Estuvo hablando con uno de sus colegas de más edad que conocía a Grimaldi y que respondió con una sonrisa maliciosa y un guiño:
—Lo vi hará un par de semanas, cuando mi mujer y yo fuimos a comer a una pizzería de Frösunda de la que es propietario, según dice todo el mundo, a pesar de que no figura como tal en ningún documento. Y desde luego, no parece que le falle la vista.
—¿Qué quieres decir? —preguntó Alm.
—Pues que estaba allí haciendo manitas con una dama rubia y no exagero si te digo que Grimaldi le doblaba la edad.
«Los que construimos Suecia», pensó Alm. ¿No era así como se hacían llamar los tipos que enviaban amenazas de bomba al gobierno? Si podían hacer eso, también podían cargarse a un viejo amigo, digan lo que digan al respecto las estadísticas, se dijo.
Lo que complicaba la ecuación era el asesinato de Akofeli, por eso necesitaba papel y lápiz.
Alguno de los amigos de infancia de Danielsson lo liquida. Se lleva el maletín con todo el dinero. Ahí no podían descartar ni siquiera a Rolle Stålhammar, con aquella coartada tan floja, que dependía al cien por cien de un testigo que lo detestaba y que, seguramente, habría apostado el cuello por lo contrario si hubiera sabido la verdad de la situación. Y todo por librarse de un vecino molesto.
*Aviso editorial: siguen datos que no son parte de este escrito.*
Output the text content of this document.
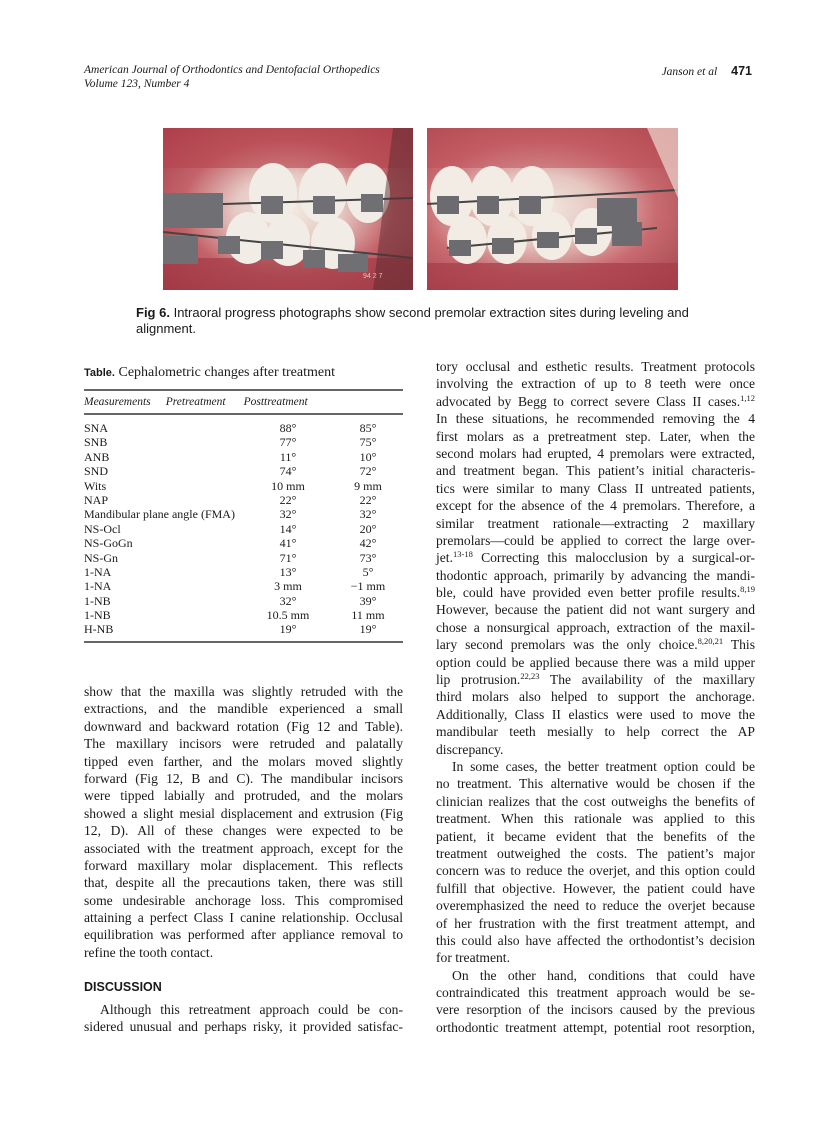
American Journal of Orthodontics and Dentofacial Orthopedics
Volume 123, Number 4
Janson et al 471
94 2 7
Fig 6. Intraoral progress photographs show second premolar extraction sites during leveling and alignment.
Table. Cephalometric changes after treatment
Measurements	Pretreatment	Posttreatment
SNA	88°	85°
SNB	77°	75°
ANB	11°	10°
SND	74°	72°
Wits	10 mm	9 mm
NAP	22°	22°
Mandibular plane angle (FMA)	32°	32°
NS-Ocl	14°	20°
NS-GoGn	41°	42°
NS-Gn	71°	73°
1-NA	13°	5°
1-NA	3 mm	−1 mm
1-NB	32°	39°
1-NB	10.5 mm	11 mm
H-NB	19°	19°
show that the maxilla was slightly retruded with the
extractions, and the mandible experienced a small
downward and backward rotation (Fig 12 and Table).
The maxillary incisors were retruded and palatally
tipped even farther, and the molars moved slightly
forward (Fig 12, B and C). The mandibular incisors
were tipped labially and protruded, and the molars
showed a slight mesial displacement and extrusion (Fig
12, D). All of these changes were expected to be
associated with the treatment approach, except for the
forward maxillary molar displacement. This reflects
that, despite all the precautions taken, there was still
some undesirable anchorage loss. This compromised
attaining a perfect Class I canine relationship. Occlusal
equilibration was performed after appliance removal to
refine the tooth contact.
DISCUSSION
Although this retreatment approach could be con-
sidered unusual and perhaps risky, it provided satisfac-
tory occlusal and esthetic results. Treatment protocols
involving the extraction of up to 8 teeth were once
advocated by Begg to correct severe Class II cases.$^{1,12}$
In these situations, he recommended removing the 4
first molars as a pretreatment step. Later, when the
second molars had erupted, 4 premolars were extracted,
and treatment began. This patient’s initial characteris-
tics were similar to many Class II untreated patients,
except for the absence of the 4 premolars. Therefore, a
similar treatment rationale—extracting 2 maxillary
premolars—could be applied to correct the large over-
jet.$^{13-18}$ Correcting this malocclusion by a surgical-or-
thodontic approach, primarily by advancing the mandi-
ble, could have provided even better profile results.$^{8,19}$
However, because the patient did not want surgery and
chose a nonsurgical approach, extraction of the maxil-
lary second premolars was the only choice.$^{8,20,21}$ This
option could be applied because there was a mild upper
lip protrusion.$^{22,23}$ The availability of the maxillary
third molars also helped to support the anchorage.
Additionally, Class II elastics were used to move the
mandibular teeth mesially to help correct the AP
discrepancy.
In some cases, the better treatment option could be
no treatment. This alternative would be chosen if the
clinician realizes that the cost outweighs the benefits of
treatment. When this rationale was applied to this
patient, it became evident that the benefits of the
treatment outweighed the costs. The patient’s major
concern was to reduce the overjet, and this option could
fulfill that objective. However, the patient could have
overemphasized the need to reduce the overjet because
of her frustration with the first treatment attempt, and
this could also have affected the orthodontist’s decision
for treatment.
On the other hand, conditions that could have
contraindicated this treatment approach would be se-
vere resorption of the incisors caused by the previous
orthodontic treatment attempt, potential root resorption,
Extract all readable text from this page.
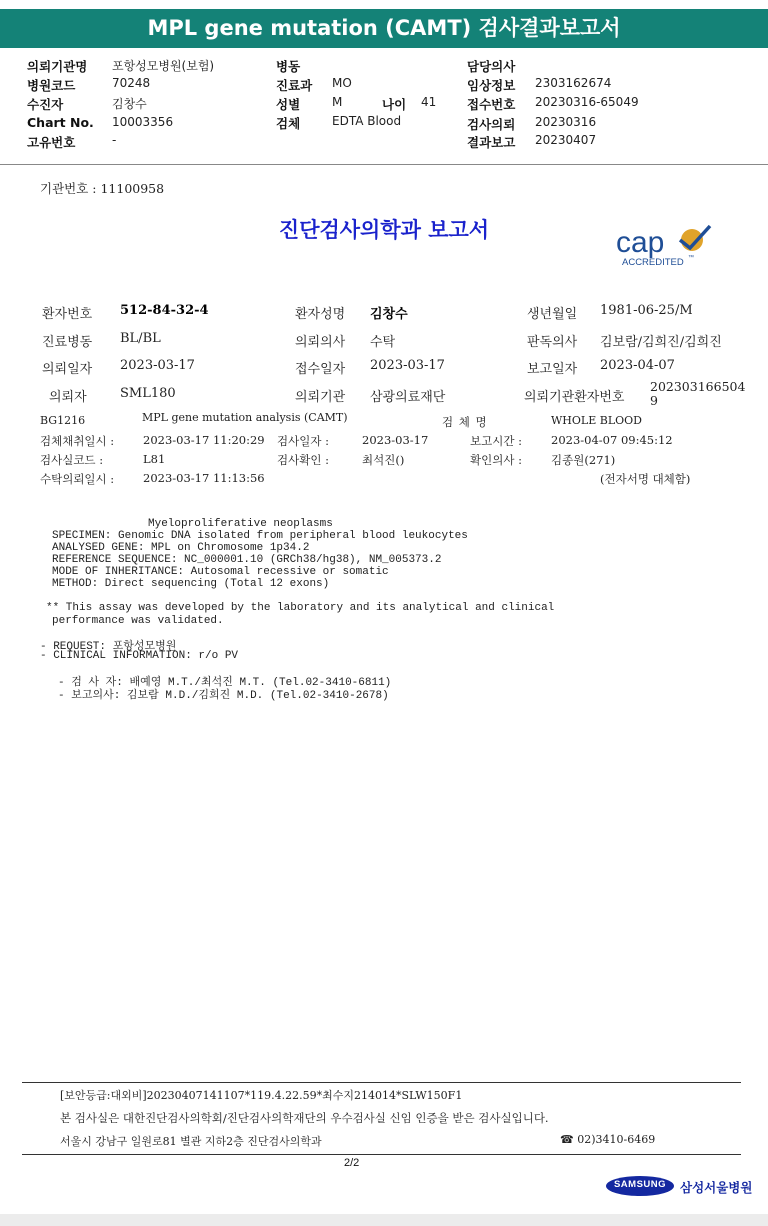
MPL gene mutation (CAMT) 검사결과보고서
의뢰기관명 포항성모병원(보험)
병원코드	70248
수진자	김창수
Chart No. 10003356
고유번호	-
병동
진료과 MO
성별	M	나이 41
검체	EDTA Blood
담당의사
임상정보 2303162674
접수번호 20230316-65049
검사의뢰 20230316
결과보고 20230407
기관번호 : 11100958
진단검사의학과 보고서	cap
ACCREDITED ™
환자번호 512-84-32-4	환자성명 김창수	생년월일 1981-06-25/M
진료병동 BL/BL	의뢰의사 수탁	판독의사 김보람/김희진/김희진
의뢰일자 2023-03-17	접수일자 2023-03-17	보고일자 2023-04-07
의뢰자	SML180	의뢰기관 삼광의료재단	의뢰기관환자번호
202303166504
9
BG1216	MPL gene mutation analysis (CAMT)	검 체 명	WHOLE BLOOD
검체채취일시 :	2023-03-17 11:20:29 검사일자 :	2023-03-17	보고시간 :	2023-04-07 09:45:12
검사실코드 :	L81	검사확인 :	최석진()	확인의사 :	김종원(271)
수탁의뢰일시 :	2023-03-17 11:13:56	(전자서명 대체함)
Myeloproliferative neoplasms
SPECIMEN: Genomic DNA isolated from peripheral blood leukocytes
ANALYSED GENE: MPL on Chromosome 1p34.2
REFERENCE SEQUENCE: NC_000001.10 (GRCh38/hg38), NM_005373.2
MODE OF INHERITANCE: Autosomal recessive or somatic
METHOD: Direct sequencing (Total 12 exons)
** This assay was developed by the laboratory and its analytical and clinical
performance was validated.
- REQUEST: 포항성모병원
- CLINICAL INFORMATION: r/o PV
- 검 사 자: 배예영 M.T./최석진 M.T. (Tel.02-3410-6811)
- 보고의사: 김보람 M.D./김희진 M.D. (Tel.02-3410-2678)
[보안등급:대외비]20230407141107*119.4.22.59*최수지214014*SLW150F1
본 검사실은 대한진단검사의학회/진단검사의학재단의 우수검사실 신임 인증을 받은 검사실입니다.
서울시 강남구 일원로81 별관 지하2층 진단검사의학과	☎ 02)3410-6469
2/2
SAMSUNG	삼성서울병원
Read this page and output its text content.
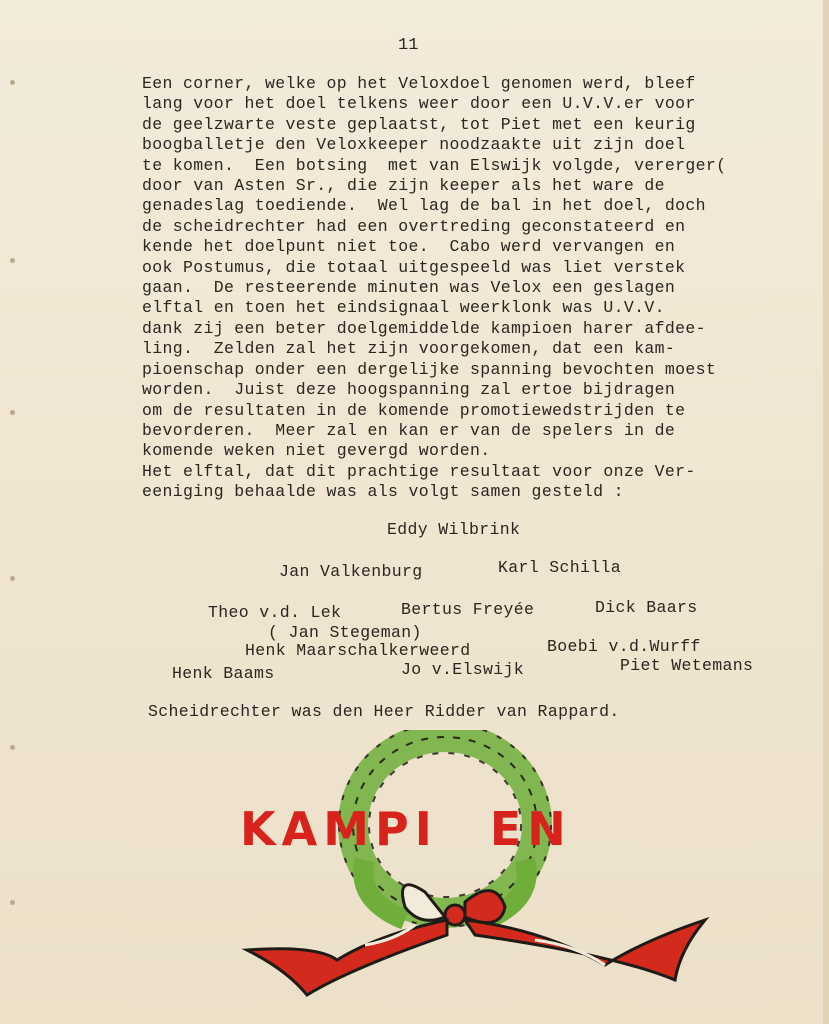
11
Een corner, welke op het Veloxdoel genomen werd, bleef
lang voor het doel telkens weer door een U.V.V.er voor
de geelzwarte veste geplaatst, tot Piet met een keurig
boogballetje den Veloxkeeper noodzaakte uit zijn doel
te komen.  Een botsing  met van Elswijk volgde, vererger(
door van Asten Sr., die zijn keeper als het ware de
genadeslag toediende.  Wel lag de bal in het doel, doch
de scheidrechter had een overtreding geconstateerd en
kende het doelpunt niet toe.  Cabo werd vervangen en
ook Postumus, die totaal uitgespeeld was liet verstek
gaan.  De resteerende minuten was Velox een geslagen
elftal en toen het eindsignaal weerklonk was U.V.V.
dank zij een beter doelgemiddelde kampioen harer afdee-
ling.  Zelden zal het zijn voorgekomen, dat een kam-
pioenschap onder een dergelijke spanning bevochten moest
worden.  Juist deze hoogspanning zal ertoe bijdragen
om de resultaten in de komende promotiewedstrijden te
bevorderen.  Meer zal en kan er van de spelers in de
komende weken niet gevergd worden.
Het elftal, dat dit prachtige resultaat voor onze Ver-
eeniging behaalde was als volgt samen gesteld :
Eddy Wilbrink
Jan Valkenburg	Karl Schilla
Theo v.d. Lek	Bertus Freyée	Dick Baars
( Jan Stegeman)
Henk Maarschalkerweerd	Boebi v.d.Wurff
Henk Baams	Jo v.Elswijk	Piet Wetemans
Scheidrechter was den Heer Ridder van Rappard.
KAMPI EN
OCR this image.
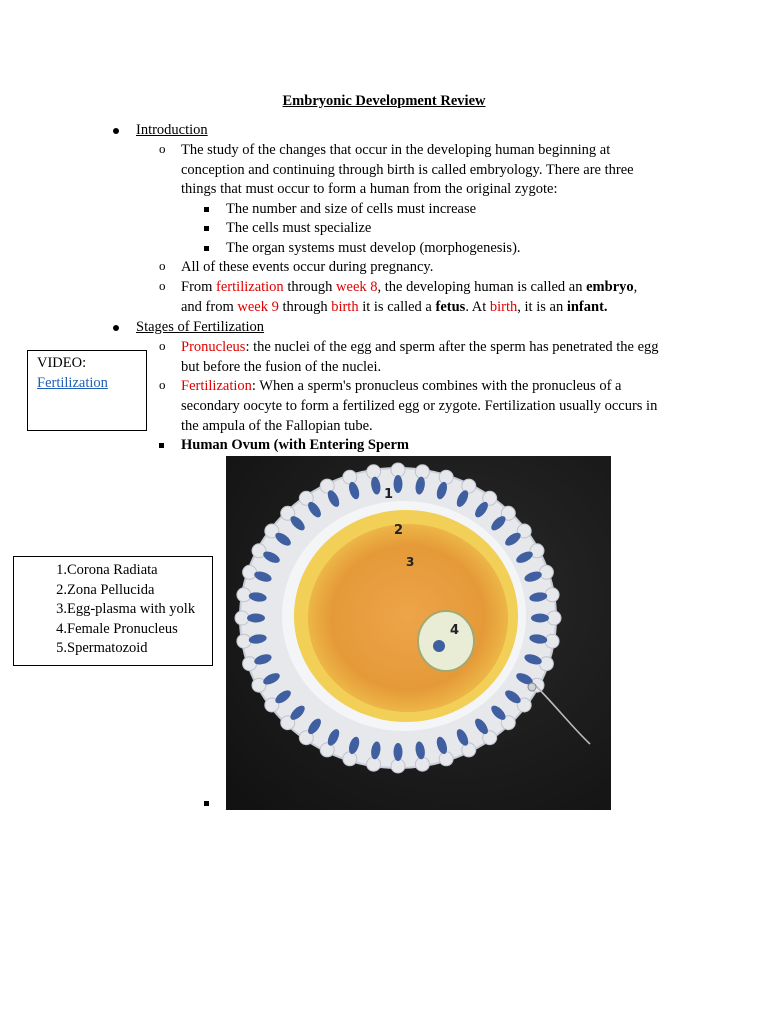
Embryonic Development Review
Introduction
o The study of the changes that occur in the developing human beginning at
conception and continuing through birth is called embryology. There are three
things that must occur to form a human from the original zygote:
The number and size of cells must increase
The cells must specialize
The organ systems must develop (morphogenesis).
o All of these events occur during pregnancy.
o From fertilization through week 8, the developing human is called an embryo,
and from week 9 through birth it is called a fetus. At birth, it is an infant.
Stages of Fertilization
o Pronucleus: the nuclei of the egg and sperm after the sperm has penetrated the egg
but before the fusion of the nuclei.
o Fertilization: When a sperm's pronucleus combines with the pronucleus of a
secondary oocyte to form a fertilized egg or zygote. Fertilization usually occurs in
the ampula of the Fallopian tube.
Human Ovum (with Entering Sperm
VIDEO:
Fertilization
1. Corona Radiata
2. Zona Pellucida
3. Egg-plasma with yolk
4. Female Pronucleus
5. Spermatozoid
1
2
3
4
Tampoco podían descartar que se tratara de la colaboración de dos o tres asesinos. Que Kalle Danielsson funcionara como banquero ilegal de Grimaldi, por ejemplo. Que no le hubiese pagado lo que le debía. Que Grimaldi y su compinche Halvan Söderman le hicieran una visita, lo mataran y se olvidaran del maletín del dinero. Luego caen en la cuenta, vuelven, descubren que Akofeli se ha llevado el maletín, van a su casa, lo matan y tiran el cadáver al Ulvsundasjön.
¿Te estás quedando conmigo?, pensó Alm. Se estaba preguntando a sí mismo. A continuación trazó una gruesa línea negra sobre la última hipótesis.
Akofeli mata a Danielsson y se lleva el maletín con todo el dinero. Los amigos de Danielsson lo descubren, van a casa de Akofeli, lo asesinan, cogen el dinero y se deshacen del cadáver.
Pero ¿por qué?, pensó. ¿Por qué iba a matar Akofeli a Danielsson? ¿Y cómo narices se les ocurrió a sus amigos pensar que había sido el repartidor de periódicos?
Todo es cada vez más misterioso, pensó Alm; exhaló un hondo suspiro y plantó otro tachón en el papel.
Después, se fue a casa, con su querida esposa. Comió chuletas de cordero a la plancha con mantequilla con ajo, ensalada y patatas asadas. Y puesto que casi era fin de semana, o por lo menos, ya era jueves, lo celebraron compartiendo una botella de vino.